Briggs wrote:
nutch 0.7.2
I have 2 scenarios (both using the exact same configurations):
1) Running the crawl tool from the command line:
./bin/nutch crawl -local urlfile.txt -dir /tmp/somedir -depth 5
2) Running the crawl tool from a web app somewhere in code like:
final String[] args = new String[]{
"-local", "/tmp/urlfile.txt",
"-dir", "/tmp/somedir",
"-depth", "5"};
CrawlTool.main(args);
When I run the first scenario, I may get thousands of pages, but when
I run the second scenario my results vary wildly. I mean, I get
perhaps 0,1,10+, 100+. But, I rarely ever get a good crawl from
within a web application. So, there are many things that could be
going wrong here....
1) Is there some sort of parsing issue? An xml parser, regex,
timeouts... something? Not sure. But, it just won't crawl as well as
the 'standalone mode'.
2) Is it a bad idea to use many concurrent CrawlTools, or even reusing
a crawl tool (more than once) within a instance of a JVM? It seems to
have problems doing this.
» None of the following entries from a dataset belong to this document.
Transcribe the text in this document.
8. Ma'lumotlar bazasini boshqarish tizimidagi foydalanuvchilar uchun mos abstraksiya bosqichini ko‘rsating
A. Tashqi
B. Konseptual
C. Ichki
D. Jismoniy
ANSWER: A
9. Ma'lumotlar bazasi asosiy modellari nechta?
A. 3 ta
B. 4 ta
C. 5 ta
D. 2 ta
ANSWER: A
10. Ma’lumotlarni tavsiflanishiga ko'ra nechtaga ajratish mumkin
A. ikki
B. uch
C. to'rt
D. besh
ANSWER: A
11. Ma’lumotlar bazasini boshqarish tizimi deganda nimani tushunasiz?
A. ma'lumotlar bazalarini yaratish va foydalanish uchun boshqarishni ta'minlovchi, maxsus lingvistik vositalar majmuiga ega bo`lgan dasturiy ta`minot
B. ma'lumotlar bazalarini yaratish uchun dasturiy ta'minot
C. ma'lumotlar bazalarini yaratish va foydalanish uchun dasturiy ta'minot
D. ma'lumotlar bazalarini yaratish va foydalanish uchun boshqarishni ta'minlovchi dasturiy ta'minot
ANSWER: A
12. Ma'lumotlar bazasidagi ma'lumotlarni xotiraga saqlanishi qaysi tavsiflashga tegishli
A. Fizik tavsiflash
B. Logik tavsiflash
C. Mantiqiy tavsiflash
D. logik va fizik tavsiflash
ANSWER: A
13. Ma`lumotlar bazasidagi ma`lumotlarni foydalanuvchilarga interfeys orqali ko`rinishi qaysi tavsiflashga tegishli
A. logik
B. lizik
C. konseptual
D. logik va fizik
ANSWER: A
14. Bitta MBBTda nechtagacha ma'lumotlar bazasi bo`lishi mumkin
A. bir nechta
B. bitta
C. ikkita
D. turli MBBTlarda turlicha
I am thinking there are some static
references that don't really like handling such use. But this is just
a wild accusation that I am not sure of.
Checking out the logs might help in this case. From my experience, i can
say that there can be some classloading problem with the crawl running
in a servlet container. I suggest you also try running the crawl step
wise, by first running inject, generate, fetch. etc.